Example: Another user in the lab does a lot of screening of her mCherry transfected cell lines. She doesn't collect a lot of cells, but screens many samples. She would require a yellow/green laser for excitation, and fast 96-well sampling capabilities.
#3. Refine your needs. Combining the information you learn from steps 1 and 2, you should be able to refine the needs for this instrument. Annotating this list, and possibly triaging needs and wants will be very helpful at this point. Of course you are working within a budget, so you'll certainly want to keep that in mind as you survey the market.
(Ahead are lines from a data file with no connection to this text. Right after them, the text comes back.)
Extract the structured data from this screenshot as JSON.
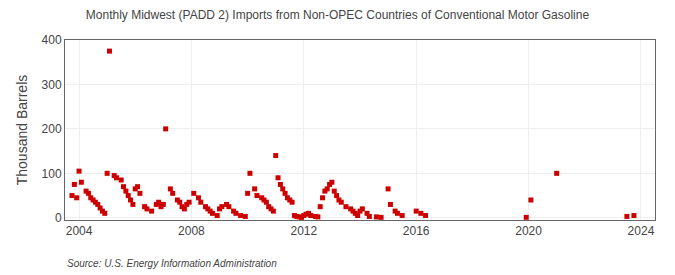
{
  "chart_data": {
    "type": "scatter",
    "title": "Monthly Midwest (PADD 2) Imports from Non-OPEC Countries of Conventional Motor Gasoline",
    "ylabel": "Thousand Barrels",
    "annotations": [
      "Source: U.S. Energy Information Administration"
    ],
    "color": "#cc0000",
    "marker": "square",
    "grid": true,
    "xlim": [
      2003.5,
      2024.5
    ],
    "ylim": [
      -5,
      400
    ],
    "xticks": [
      2004,
      2008,
      2012,
      2016,
      2020,
      2024
    ],
    "yticks": [
      0,
      100,
      200,
      300,
      400
    ],
    "x": [
      2003.75,
      2003.833,
      2003.917,
      2004.0,
      2004.083,
      2004.25,
      2004.333,
      2004.417,
      2004.5,
      2004.583,
      2004.667,
      2004.75,
      2004.833,
      2004.917,
      2005.0,
      2005.083,
      2005.25,
      2005.333,
      2005.5,
      2005.583,
      2005.667,
      2005.75,
      2005.833,
      2005.917,
      2006.0,
      2006.083,
      2006.167,
      2006.333,
      2006.417,
      2006.583,
      2006.75,
      2006.833,
      2006.917,
      2007.0,
      2007.083,
      2007.25,
      2007.333,
      2007.5,
      2007.583,
      2007.667,
      2007.75,
      2007.833,
      2007.917,
      2008.083,
      2008.25,
      2008.333,
      2008.5,
      2008.583,
      2008.667,
      2008.75,
      2008.917,
      2009.0,
      2009.083,
      2009.25,
      2009.333,
      2009.5,
      2009.583,
      2009.75,
      2009.917,
      2010.0,
      2010.083,
      2010.25,
      2010.333,
      2010.5,
      2010.583,
      2010.667,
      2010.75,
      2010.833,
      2010.917,
      2011.0,
      2011.083,
      2011.167,
      2011.25,
      2011.333,
      2011.417,
      2011.5,
      2011.583,
      2011.667,
      2011.75,
      2011.833,
      2011.917,
      2012.0,
      2012.083,
      2012.167,
      2012.25,
      2012.417,
      2012.5,
      2012.583,
      2012.667,
      2012.75,
      2012.833,
      2012.917,
      2013.0,
      2013.083,
      2013.167,
      2013.25,
      2013.333,
      2013.5,
      2013.667,
      2013.75,
      2013.833,
      2013.917,
      2014.0,
      2014.083,
      2014.25,
      2014.333,
      2014.583,
      2014.75,
      2015.0,
      2015.083,
      2015.25,
      2015.333,
      2015.5,
      2016.0,
      2016.167,
      2016.333,
      2019.917,
      2020.083,
      2021.0,
      2023.5,
      2023.75
    ],
    "values": [
      50,
      75,
      45,
      105,
      80,
      60,
      55,
      45,
      40,
      35,
      30,
      22,
      15,
      10,
      100,
      375,
      95,
      90,
      85,
      70,
      60,
      50,
      40,
      30,
      65,
      70,
      55,
      25,
      20,
      15,
      30,
      35,
      25,
      30,
      200,
      65,
      55,
      40,
      35,
      25,
      20,
      30,
      35,
      55,
      45,
      35,
      25,
      20,
      15,
      10,
      5,
      20,
      25,
      30,
      25,
      15,
      10,
      5,
      3,
      55,
      100,
      65,
      50,
      45,
      40,
      35,
      25,
      20,
      15,
      140,
      90,
      75,
      65,
      55,
      45,
      40,
      35,
      5,
      3,
      2,
      1,
      5,
      8,
      10,
      5,
      3,
      2,
      25,
      45,
      60,
      65,
      75,
      80,
      60,
      50,
      40,
      35,
      25,
      20,
      15,
      10,
      5,
      15,
      20,
      10,
      3,
      2,
      1,
      65,
      30,
      15,
      10,
      5,
      15,
      10,
      5,
      1,
      40,
      100,
      3,
      5
    ]
  }
}
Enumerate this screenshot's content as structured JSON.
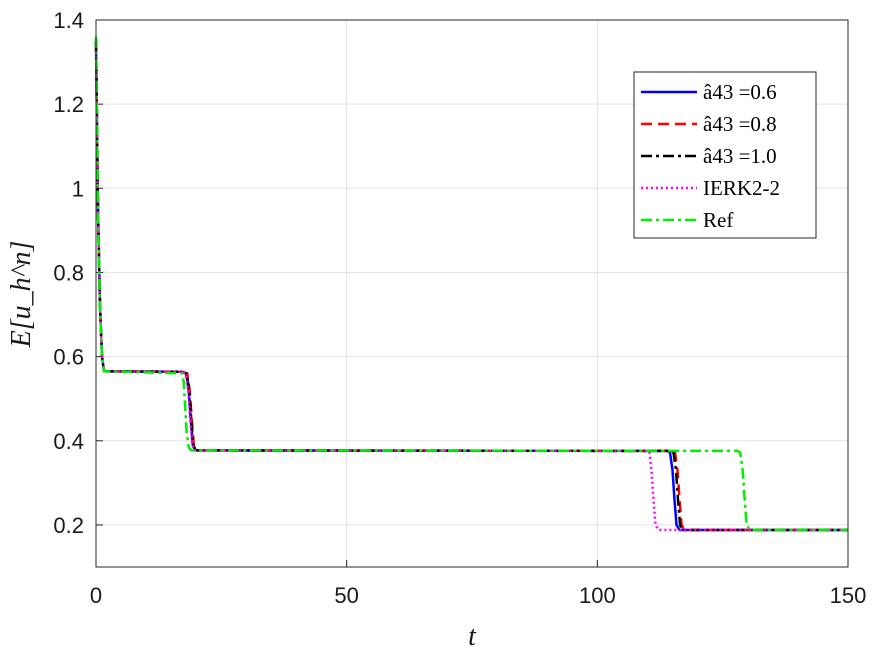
{
  "chart_data": {
    "type": "line",
    "xlabel": "t",
    "ylabel": "E[u_h^n]",
    "xlim": [
      0,
      150
    ],
    "ylim": [
      0.1,
      1.4
    ],
    "xticks": [
      0,
      50,
      100,
      150
    ],
    "xtick_labels": [
      "0",
      "50",
      "100",
      "150"
    ],
    "yticks": [
      0.2,
      0.4,
      0.6,
      0.8,
      1.0,
      1.2,
      1.4
    ],
    "ytick_labels": [
      "0.2",
      "0.4",
      "0.6",
      "0.8",
      "1",
      "1.2",
      "1.4"
    ],
    "grid": true,
    "legend_position": "top-right",
    "series": [
      {
        "name": "â43 =0.6",
        "color": "#0000ff",
        "style": "solid",
        "x": [
          0,
          0.4,
          0.8,
          1.2,
          1.6,
          17,
          18,
          18.5,
          18.9,
          19.3,
          19.8,
          114,
          114.5,
          115,
          115.4,
          115.8,
          116.4,
          150
        ],
        "y": [
          1.35,
          0.95,
          0.72,
          0.6,
          0.565,
          0.564,
          0.56,
          0.52,
          0.45,
          0.39,
          0.377,
          0.376,
          0.372,
          0.33,
          0.26,
          0.2,
          0.188,
          0.188
        ]
      },
      {
        "name": "â43 =0.8",
        "color": "#ff0000",
        "style": "dashed",
        "x": [
          0,
          0.4,
          0.8,
          1.2,
          1.6,
          17.2,
          18.2,
          18.7,
          19.1,
          19.5,
          20,
          115,
          115.5,
          116,
          116.4,
          116.8,
          117.3,
          150
        ],
        "y": [
          1.35,
          0.95,
          0.72,
          0.6,
          0.565,
          0.564,
          0.56,
          0.52,
          0.45,
          0.39,
          0.377,
          0.376,
          0.372,
          0.33,
          0.26,
          0.2,
          0.188,
          0.188
        ]
      },
      {
        "name": "â43 =1.0",
        "color": "#000000",
        "style": "dashdot",
        "x": [
          0,
          0.4,
          0.8,
          1.2,
          1.6,
          17.1,
          18.1,
          18.6,
          19,
          19.4,
          19.9,
          114.7,
          115.2,
          115.7,
          116.1,
          116.5,
          117,
          150
        ],
        "y": [
          1.35,
          0.95,
          0.72,
          0.6,
          0.565,
          0.564,
          0.56,
          0.52,
          0.45,
          0.39,
          0.377,
          0.376,
          0.372,
          0.33,
          0.26,
          0.2,
          0.188,
          0.188
        ]
      },
      {
        "name": "IERK2-2",
        "color": "#ff00ff",
        "style": "dotted",
        "x": [
          0,
          0.4,
          0.8,
          1.2,
          1.6,
          16.9,
          17.9,
          18.4,
          18.8,
          19.2,
          19.7,
          110,
          110.4,
          110.8,
          111.2,
          111.6,
          112.2,
          150
        ],
        "y": [
          1.35,
          0.95,
          0.72,
          0.6,
          0.565,
          0.564,
          0.56,
          0.52,
          0.45,
          0.39,
          0.377,
          0.376,
          0.372,
          0.33,
          0.26,
          0.2,
          0.188,
          0.188
        ]
      },
      {
        "name": "Ref",
        "color": "#00ee00",
        "style": "dashdot",
        "x": [
          0,
          0.4,
          0.8,
          1.2,
          1.6,
          17.2,
          17.5,
          17.8,
          18.1,
          18.5,
          19,
          128,
          128.5,
          129,
          129.4,
          129.8,
          130.4,
          150
        ],
        "y": [
          1.36,
          0.95,
          0.72,
          0.6,
          0.565,
          0.56,
          0.54,
          0.48,
          0.42,
          0.385,
          0.377,
          0.376,
          0.372,
          0.33,
          0.26,
          0.2,
          0.188,
          0.188
        ]
      }
    ]
  }
}
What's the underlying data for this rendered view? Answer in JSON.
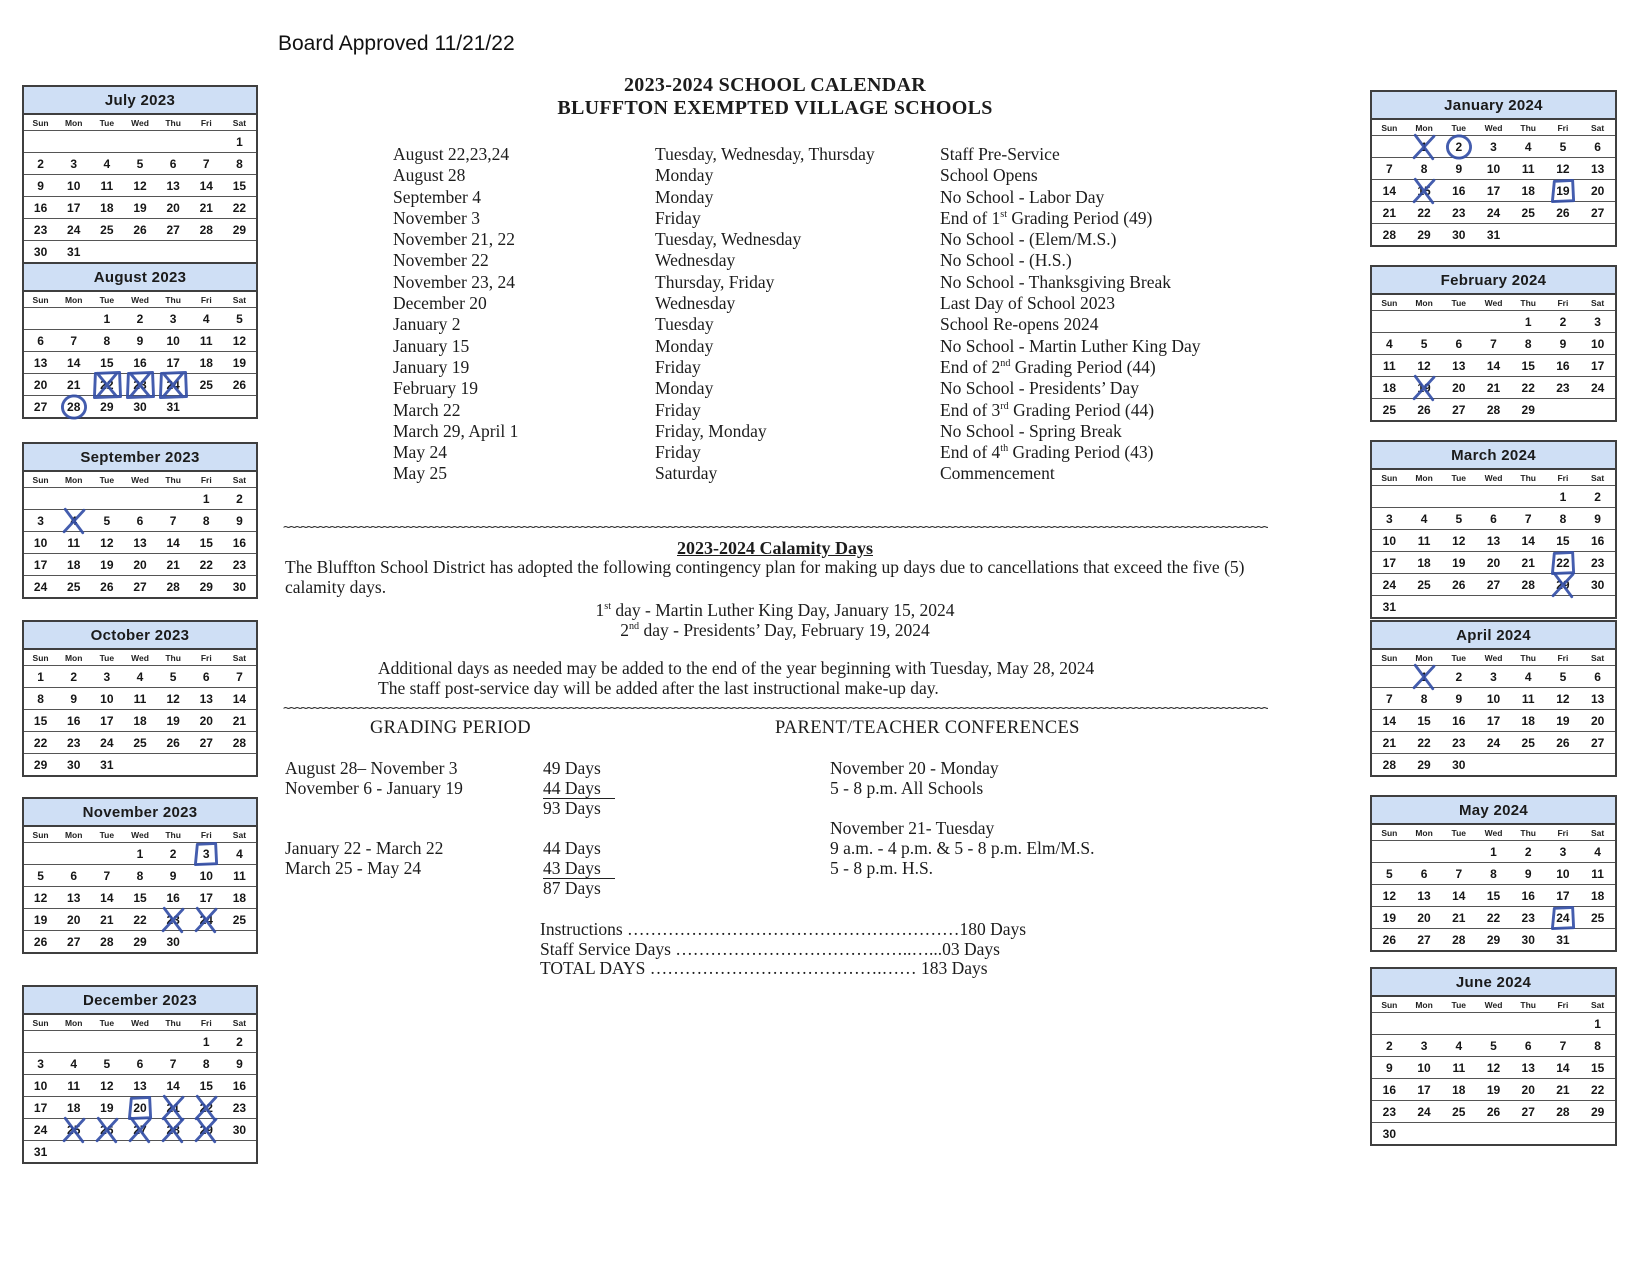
{
  "page": {
    "board_approved": "Board Approved 11/21/22",
    "title_line1": "2023-2024 SCHOOL CALENDAR",
    "title_line2": "BLUFFTON EXEMPTED VILLAGE SCHOOLS"
  },
  "events": [
    {
      "date": "August 22,23,24",
      "day": "Tuesday, Wednesday, Thursday",
      "description": "Staff Pre-Service"
    },
    {
      "date": "August 28",
      "day": "Monday",
      "description": "School Opens"
    },
    {
      "date": "September 4",
      "day": "Monday",
      "description": "No School - Labor Day"
    },
    {
      "date": "November 3",
      "day": "Friday",
      "description": "End of 1st Grading Period (49)"
    },
    {
      "date": "November 21, 22",
      "day": "Tuesday, Wednesday",
      "description": "No School - (Elem/M.S.)"
    },
    {
      "date": "November 22",
      "day": "Wednesday",
      "description": "No School - (H.S.)"
    },
    {
      "date": "November 23, 24",
      "day": "Thursday, Friday",
      "description": "No School - Thanksgiving Break"
    },
    {
      "date": "December 20",
      "day": "Wednesday",
      "description": "Last Day of School 2023"
    },
    {
      "date": "January 2",
      "day": "Tuesday",
      "description": "School Re-opens 2024"
    },
    {
      "date": "January 15",
      "day": "Monday",
      "description": "No School - Martin Luther King Day"
    },
    {
      "date": "January 19",
      "day": "Friday",
      "description": "End of 2nd Grading Period (44)"
    },
    {
      "date": "February 19",
      "day": "Monday",
      "description": "No School - Presidents’ Day"
    },
    {
      "date": "March 22",
      "day": "Friday",
      "description": "End of 3rd Grading Period (44)"
    },
    {
      "date": "March 29, April 1",
      "day": "Friday, Monday",
      "description": "No School - Spring Break"
    },
    {
      "date": "May 24",
      "day": "Friday",
      "description": "End of 4th Grading Period (43)"
    },
    {
      "date": "May 25",
      "day": "Saturday",
      "description": "Commencement"
    }
  ],
  "calamity": {
    "heading": "2023-2024 Calamity Days",
    "paragraph": "The Bluffton School District has adopted the following contingency plan for making up days due to cancellations that exceed the five (5) calamity days.",
    "day_lines": [
      "1st day - Martin Luther King  Day, January 15, 2024",
      "2nd day - Presidents’ Day, February 19, 2024"
    ],
    "additional_lines": [
      "Additional days as needed may be added to the end of the year beginning with  Tuesday, May 28,  2024",
      "The staff post-service day will be added after the last instructional make-up day."
    ]
  },
  "grading": {
    "heading": "GRADING PERIOD",
    "conferences_heading": "PARENT/TEACHER CONFERENCES",
    "rows": [
      {
        "period": "August 28– November 3",
        "days": "49 Days",
        "underline": false,
        "conference": "November 20 - Monday"
      },
      {
        "period": "November 6 - January 19",
        "days": "44 Days",
        "underline": true,
        "conference": "5 - 8 p.m. All Schools"
      },
      {
        "period": "",
        "days": "93 Days",
        "underline": false,
        "conference": ""
      },
      {
        "period": "",
        "days": "",
        "underline": false,
        "conference": "November 21- Tuesday"
      },
      {
        "period": "January 22 - March 22",
        "days": "44 Days",
        "underline": false,
        "conference": "9 a.m. - 4 p.m. & 5 - 8 p.m. Elm/M.S."
      },
      {
        "period": "March 25 -  May 24",
        "days": "43 Days",
        "underline": true,
        "conference": "5 - 8 p.m. H.S."
      },
      {
        "period": "",
        "days": "87 Days",
        "underline": false,
        "conference": ""
      }
    ],
    "totals": [
      "Instructions …………………………………………………180 Days",
      "Staff Service Days …………………………………..…...03 Days",
      "TOTAL DAYS ………………………………….…… 183 Days"
    ]
  },
  "calendar": {
    "weekday_headers": [
      "Sun",
      "Mon",
      "Tue",
      "Wed",
      "Thu",
      "Fri",
      "Sat"
    ],
    "ink_color": "#3550a8",
    "header_bg": "#cfdff5",
    "months": [
      {
        "title": "July 2023",
        "column": "left",
        "marks": [],
        "weeks": [
          [
            "",
            "",
            "",
            "",
            "",
            "",
            "1"
          ],
          [
            "2",
            "3",
            "4",
            "5",
            "6",
            "7",
            "8"
          ],
          [
            "9",
            "10",
            "11",
            "12",
            "13",
            "14",
            "15"
          ],
          [
            "16",
            "17",
            "18",
            "19",
            "20",
            "21",
            "22"
          ],
          [
            "23",
            "24",
            "25",
            "26",
            "27",
            "28",
            "29"
          ],
          [
            "30",
            "31",
            "",
            "",
            "",
            "",
            ""
          ]
        ]
      },
      {
        "title": "August 2023",
        "column": "left",
        "marks": [
          {
            "day": "22",
            "type": "boxed-x"
          },
          {
            "day": "23",
            "type": "boxed-x"
          },
          {
            "day": "24",
            "type": "boxed-x"
          },
          {
            "day": "28",
            "type": "circle"
          }
        ],
        "weeks": [
          [
            "",
            "",
            "1",
            "2",
            "3",
            "4",
            "5"
          ],
          [
            "6",
            "7",
            "8",
            "9",
            "10",
            "11",
            "12"
          ],
          [
            "13",
            "14",
            "15",
            "16",
            "17",
            "18",
            "19"
          ],
          [
            "20",
            "21",
            "22",
            "23",
            "24",
            "25",
            "26"
          ],
          [
            "27",
            "28",
            "29",
            "30",
            "31",
            "",
            ""
          ]
        ]
      },
      {
        "title": "September 2023",
        "column": "left",
        "marks": [
          {
            "day": "4",
            "type": "x"
          }
        ],
        "weeks": [
          [
            "",
            "",
            "",
            "",
            "",
            "1",
            "2"
          ],
          [
            "3",
            "4",
            "5",
            "6",
            "7",
            "8",
            "9"
          ],
          [
            "10",
            "11",
            "12",
            "13",
            "14",
            "15",
            "16"
          ],
          [
            "17",
            "18",
            "19",
            "20",
            "21",
            "22",
            "23"
          ],
          [
            "24",
            "25",
            "26",
            "27",
            "28",
            "29",
            "30"
          ]
        ]
      },
      {
        "title": "October 2023",
        "column": "left",
        "marks": [],
        "weeks": [
          [
            "1",
            "2",
            "3",
            "4",
            "5",
            "6",
            "7"
          ],
          [
            "8",
            "9",
            "10",
            "11",
            "12",
            "13",
            "14"
          ],
          [
            "15",
            "16",
            "17",
            "18",
            "19",
            "20",
            "21"
          ],
          [
            "22",
            "23",
            "24",
            "25",
            "26",
            "27",
            "28"
          ],
          [
            "29",
            "30",
            "31",
            "",
            "",
            "",
            ""
          ]
        ]
      },
      {
        "title": "November 2023",
        "column": "left",
        "marks": [
          {
            "day": "3",
            "type": "box"
          },
          {
            "day": "23",
            "type": "x"
          },
          {
            "day": "24",
            "type": "x"
          }
        ],
        "weeks": [
          [
            "",
            "",
            "",
            "1",
            "2",
            "3",
            "4"
          ],
          [
            "5",
            "6",
            "7",
            "8",
            "9",
            "10",
            "11"
          ],
          [
            "12",
            "13",
            "14",
            "15",
            "16",
            "17",
            "18"
          ],
          [
            "19",
            "20",
            "21",
            "22",
            "23",
            "24",
            "25"
          ],
          [
            "26",
            "27",
            "28",
            "29",
            "30",
            "",
            ""
          ]
        ]
      },
      {
        "title": "December 2023",
        "column": "left",
        "marks": [
          {
            "day": "20",
            "type": "box"
          },
          {
            "day": "21",
            "type": "x"
          },
          {
            "day": "22",
            "type": "x"
          },
          {
            "day": "25",
            "type": "x"
          },
          {
            "day": "26",
            "type": "x"
          },
          {
            "day": "27",
            "type": "x"
          },
          {
            "day": "28",
            "type": "x"
          },
          {
            "day": "29",
            "type": "x"
          }
        ],
        "weeks": [
          [
            "",
            "",
            "",
            "",
            "",
            "1",
            "2"
          ],
          [
            "3",
            "4",
            "5",
            "6",
            "7",
            "8",
            "9"
          ],
          [
            "10",
            "11",
            "12",
            "13",
            "14",
            "15",
            "16"
          ],
          [
            "17",
            "18",
            "19",
            "20",
            "21",
            "22",
            "23"
          ],
          [
            "24",
            "25",
            "26",
            "27",
            "28",
            "29",
            "30"
          ],
          [
            "31",
            "",
            "",
            "",
            "",
            "",
            ""
          ]
        ]
      },
      {
        "title": "January 2024",
        "column": "right",
        "marks": [
          {
            "day": "1",
            "type": "x"
          },
          {
            "day": "2",
            "type": "circle"
          },
          {
            "day": "15",
            "type": "x"
          },
          {
            "day": "19",
            "type": "box"
          }
        ],
        "weeks": [
          [
            "",
            "1",
            "2",
            "3",
            "4",
            "5",
            "6"
          ],
          [
            "7",
            "8",
            "9",
            "10",
            "11",
            "12",
            "13"
          ],
          [
            "14",
            "15",
            "16",
            "17",
            "18",
            "19",
            "20"
          ],
          [
            "21",
            "22",
            "23",
            "24",
            "25",
            "26",
            "27"
          ],
          [
            "28",
            "29",
            "30",
            "31",
            "",
            "",
            ""
          ]
        ]
      },
      {
        "title": "February 2024",
        "column": "right",
        "marks": [
          {
            "day": "19",
            "type": "x"
          }
        ],
        "weeks": [
          [
            "",
            "",
            "",
            "",
            "1",
            "2",
            "3"
          ],
          [
            "4",
            "5",
            "6",
            "7",
            "8",
            "9",
            "10"
          ],
          [
            "11",
            "12",
            "13",
            "14",
            "15",
            "16",
            "17"
          ],
          [
            "18",
            "19",
            "20",
            "21",
            "22",
            "23",
            "24"
          ],
          [
            "25",
            "26",
            "27",
            "28",
            "29",
            "",
            ""
          ]
        ]
      },
      {
        "title": "March 2024",
        "column": "right",
        "marks": [
          {
            "day": "22",
            "type": "box"
          },
          {
            "day": "29",
            "type": "x"
          }
        ],
        "weeks": [
          [
            "",
            "",
            "",
            "",
            "",
            "1",
            "2"
          ],
          [
            "3",
            "4",
            "5",
            "6",
            "7",
            "8",
            "9"
          ],
          [
            "10",
            "11",
            "12",
            "13",
            "14",
            "15",
            "16"
          ],
          [
            "17",
            "18",
            "19",
            "20",
            "21",
            "22",
            "23"
          ],
          [
            "24",
            "25",
            "26",
            "27",
            "28",
            "29",
            "30"
          ],
          [
            "31",
            "",
            "",
            "",
            "",
            "",
            ""
          ]
        ]
      },
      {
        "title": "April 2024",
        "column": "right",
        "marks": [
          {
            "day": "1",
            "type": "x"
          }
        ],
        "weeks": [
          [
            "",
            "1",
            "2",
            "3",
            "4",
            "5",
            "6"
          ],
          [
            "7",
            "8",
            "9",
            "10",
            "11",
            "12",
            "13"
          ],
          [
            "14",
            "15",
            "16",
            "17",
            "18",
            "19",
            "20"
          ],
          [
            "21",
            "22",
            "23",
            "24",
            "25",
            "26",
            "27"
          ],
          [
            "28",
            "29",
            "30",
            "",
            "",
            "",
            ""
          ]
        ]
      },
      {
        "title": "May 2024",
        "column": "right",
        "marks": [
          {
            "day": "24",
            "type": "box"
          }
        ],
        "weeks": [
          [
            "",
            "",
            "",
            "1",
            "2",
            "3",
            "4"
          ],
          [
            "5",
            "6",
            "7",
            "8",
            "9",
            "10",
            "11"
          ],
          [
            "12",
            "13",
            "14",
            "15",
            "16",
            "17",
            "18"
          ],
          [
            "19",
            "20",
            "21",
            "22",
            "23",
            "24",
            "25"
          ],
          [
            "26",
            "27",
            "28",
            "29",
            "30",
            "31",
            ""
          ]
        ]
      },
      {
        "title": "June 2024",
        "column": "right",
        "marks": [],
        "weeks": [
          [
            "",
            "",
            "",
            "",
            "",
            "",
            "1"
          ],
          [
            "2",
            "3",
            "4",
            "5",
            "6",
            "7",
            "8"
          ],
          [
            "9",
            "10",
            "11",
            "12",
            "13",
            "14",
            "15"
          ],
          [
            "16",
            "17",
            "18",
            "19",
            "20",
            "21",
            "22"
          ],
          [
            "23",
            "24",
            "25",
            "26",
            "27",
            "28",
            "29"
          ],
          [
            "30",
            "",
            "",
            "",
            "",
            "",
            ""
          ]
        ]
      }
    ]
  }
}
#4. Survey the market. You probably already have an idea of the "big" players in the market, but even if you didn't, simply typing the query "flow cytometer" in your browser brings up nine different instrument manufacturers within the first two pages of a Google search. You can follow these links, collecting information on the various instruments. For something like this, I like to use an electronic note-taking application such as Evernote to keep everything together, and make notes as I go through the process. For those web sites where information and materials are not easily accessible, sending an email to a local sales representative will get you all the marketing materials you could ever ask for.
#5. Learn how to read marketing materials. Speaking of marketing materials, there are a few things you should be aware of. Beyond the very basics (lasers available, number of detectors, etc...), much of what you see in your average cytometer specification sheet is useless information. It's basically a list of values for meaningless metrics that MUST be put into the materials to match what the competition is stating—for example, the ever-present detection threshold of FITC and PE. Most all spec sheets will include something like an MESF Detection Threshold of <150 for FITC and <100 for PE. This means absolutely nothing in terms of how well the system will work for your applications let alone how other colors will fair. You'll also see outrageous specifications for event rates, like 100,000 events per second! Lastly, and probably my favorite, is the panel of histograms showing the resolution of multi-intensity hard-dyed beads (e.g., 8-peak Spherotech beads). You can pretty much ignore all this information, and focus on the things that matter. How many lasers? How many detectors? Can you upgrade the system in the field with more lasers/detectors? Is there a multi-well sampler? And, so on.